Beyond the wave of commercially successful Turkish series, Khair’s company also branched into several television genres, leaving a distinctive mark each time.
Purely romantic tales were featured in the series “Ahl al-Gharam” (People in Love), which was picked up by regional satellite giant MBC. The show featured the self-contained episode format, which Khair was determined to promote in order to inject a new element into the 30-episode structure of most drama and comedy series.
“He was responsible for the most technically sophisticated and innovative Arab television drama going,” said Christa Salamandra, an American academic who has written extensively on Syria’s television industry.
“He was a great businessman in the Damascene tradition,” she continued, “but drama was never just a business for him; he loved it with a passion.”
Each episode of “Ahl al-Gharam” features a love story that is doomed to fail, but as Salamandra noted, instead of sappiness, the show was a forum for “daring social critique,” as it tackled problematic issues such as Muslim-Christian relationships.

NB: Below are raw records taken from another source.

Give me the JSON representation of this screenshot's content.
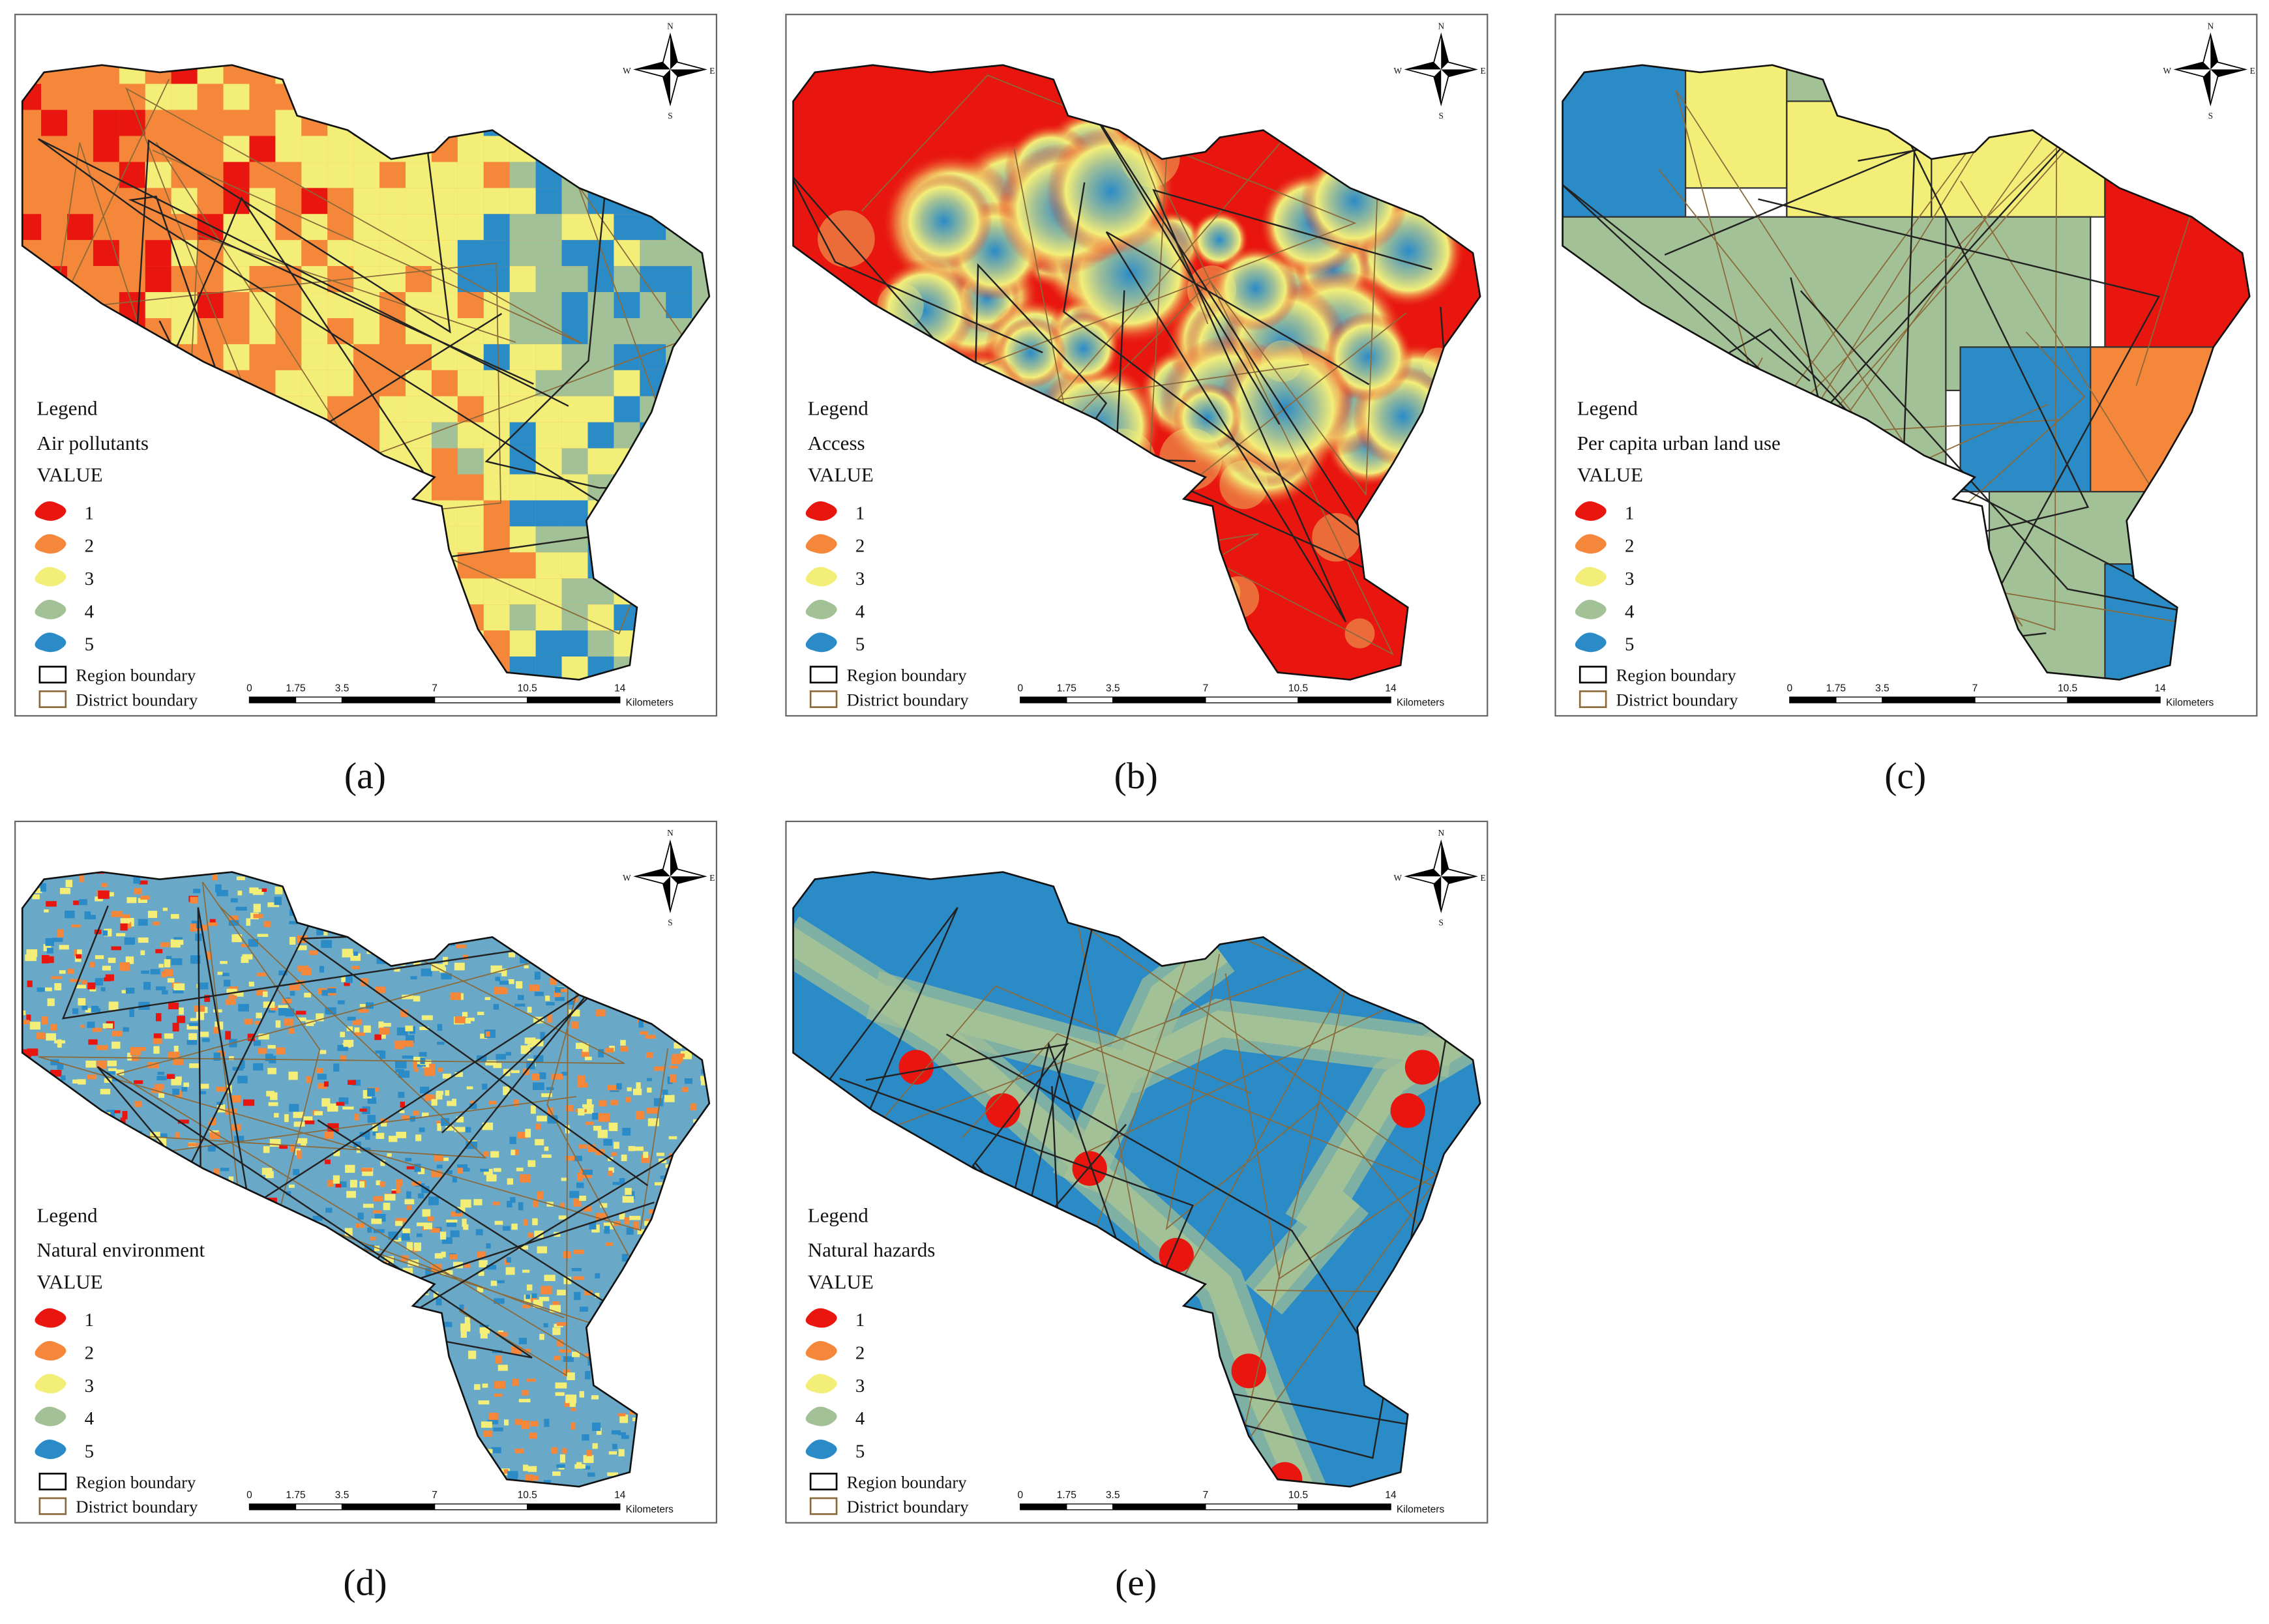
{
  "panels": [
    {
      "label": "(a)",
      "legend": {
        "title": "Legend",
        "layer": "Air pollutants",
        "field": "VALUE"
      }
    },
    {
      "label": "(b)",
      "legend": {
        "title": "Legend",
        "layer": "Access",
        "field": "VALUE"
      }
    },
    {
      "label": "(c)",
      "legend": {
        "title": "Legend",
        "layer": "Per capita urban land use",
        "field": "VALUE"
      }
    },
    {
      "label": "(d)",
      "legend": {
        "title": "Legend",
        "layer": "Natural environment",
        "field": "VALUE"
      }
    },
    {
      "label": "(e)",
      "legend": {
        "title": "Legend",
        "layer": "Natural hazards",
        "field": "VALUE"
      }
    }
  ],
  "classes": [
    {
      "label": "1",
      "color": "#e8160f"
    },
    {
      "label": "2",
      "color": "#f4873a"
    },
    {
      "label": "3",
      "color": "#f3ee78"
    },
    {
      "label": "4",
      "color": "#a3c196"
    },
    {
      "label": "5",
      "color": "#2b8bc7"
    }
  ],
  "boundaries": [
    "Region boundary",
    "District boundary"
  ],
  "scale": {
    "ticks": [
      "0",
      "1.75",
      "3.5",
      "7",
      "10.5",
      "14"
    ],
    "unit": "Kilometers"
  },
  "compass": {
    "n": "N",
    "e": "E",
    "s": "S",
    "w": "W"
  }
}
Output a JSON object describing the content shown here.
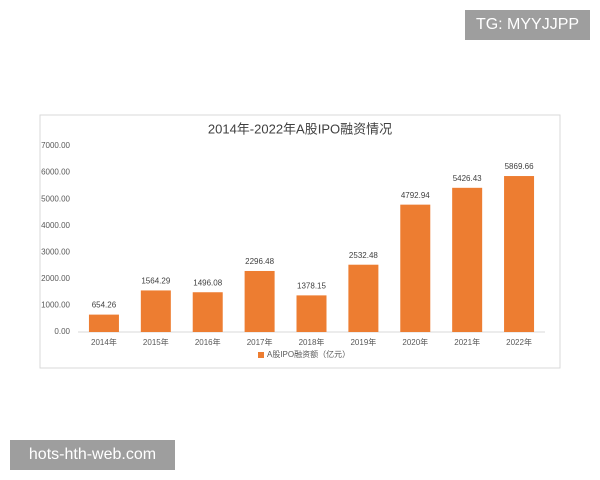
{
  "overlays": {
    "top_right": "TG: MYYJJPP",
    "bottom_left": "hots-hth-web.com"
  },
  "chart_data": {
    "type": "bar",
    "title": "2014年-2022年A股IPO融资情况",
    "categories": [
      "2014年",
      "2015年",
      "2016年",
      "2017年",
      "2018年",
      "2019年",
      "2020年",
      "2021年",
      "2022年"
    ],
    "series": [
      {
        "name": "A股IPO融资额（亿元）",
        "color": "#ed7d31",
        "values": [
          654.26,
          1564.29,
          1496.08,
          2296.48,
          1378.15,
          2532.48,
          4792.94,
          5426.43,
          5869.66
        ]
      }
    ],
    "ylim": [
      0,
      7000
    ],
    "yticks": [
      {
        "value": 0,
        "label": "0.00"
      },
      {
        "value": 1000,
        "label": "1000.00"
      },
      {
        "value": 2000,
        "label": "2000.00"
      },
      {
        "value": 3000,
        "label": "3000.00"
      },
      {
        "value": 4000,
        "label": "4000.00"
      },
      {
        "value": 5000,
        "label": "5000.00"
      },
      {
        "value": 6000,
        "label": "6000.00"
      },
      {
        "value": 7000,
        "label": "7000.00"
      }
    ],
    "grid": false,
    "legend": "bottom"
  }
}
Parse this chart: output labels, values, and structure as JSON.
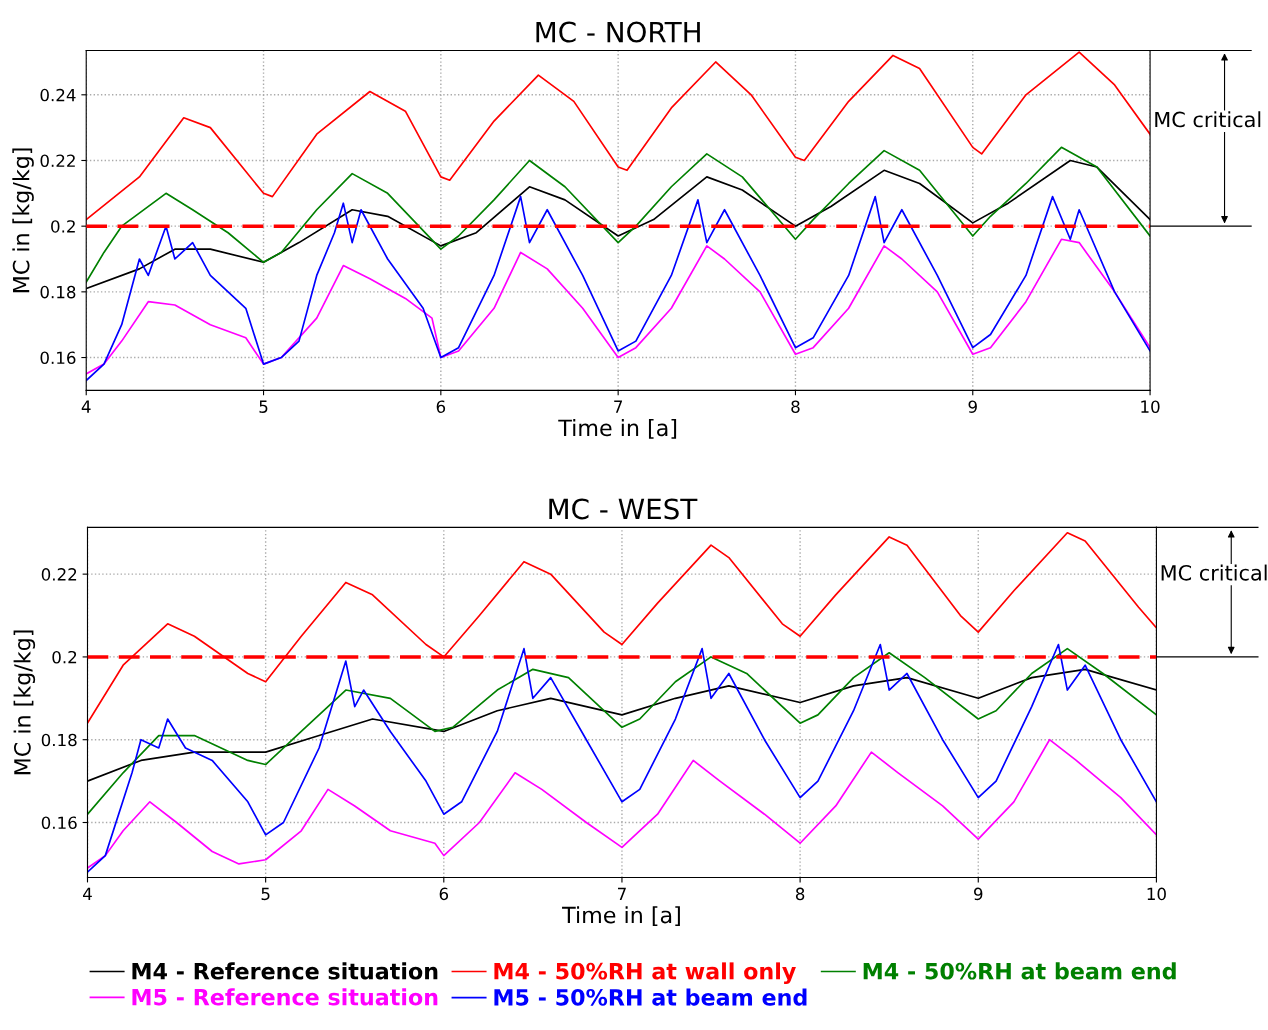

In the early years of Bashar Assad’s presidency, Khair produced a five-minute sketch program, “Amal Ma Fi” (There’s No Hope), which was also very popular with critics and audiences. It featured two down-and-out characters, sitting in a small hut, who would discuss current events in a tone that veered from playful to extremely caustic.
The program’s format, in the words of Salamandra, “uncannily presages the dissident cultural production of the current uprising.”
Indeed, it has since been copied by anti-regime activists who produce YouTube material that mocks the Syrian regime today.
In the realm of comedy, Khair produced two seasons of the hit series “Lost Village” (Day’a Da’iya), set in a fictional sleepy hamlet on Syria’s northern border with Turkey. The characters speak a tangy coastal accent so thick that subtitles were used to explain some of the local turns of speech.
Lebanese audiences might recognize Khair’s impact on the sector from the recent, long-running romantic drama series “Ruby,” which starred Syria’s Maxim Khalil, Lebanon’s Cyrine Abdel-Nour and Egypt’s Amir Karara.
Khair was famous for trying to enhance the standards of Syria’s national television industry and focused especially on developing television “shows” whose individual episodes could be enjoyed by a viewer without them having to watch the entire 30 days of programming.
Najib Nseir, a Syrian scriptwriter who worked with Khair on several productions, described him as a U.S.-educated businessman who sought to apply a professional approach to television production, particularly when it came to relying on qualified consultants in the script development process.
During the second edition of “Ahl al-Gharam,” Khair hosted several sessions of screenings of individual episodes at a restaurant in Damascus. He brought together members of the cast and crew, critics and friends of the industry in order to generate suggestions for improving the show in question, or future efforts.
“He was interested in developing the concept of the ‘television show,’” Nseir said, “which is where he stood out from others who focused on merely reproducing the standard 30-days-in-a-row musalsal (series) format.”
Khair passed away while in the midst of preparations for his latest project, Nseir said.
He had been visiting Beirut to lay the groundwork for a show that would have explored the conditions of Syrians in Lebanon who have been displaced by their country’s bloody 22-month uprising.
It was a daring choice, and a response to the sudden reversal of fortune for colleagues and friends who had suddenly found themselves without work due to the drop-off in production.
“His sole concern,” Nseir said, “was to help these people out.”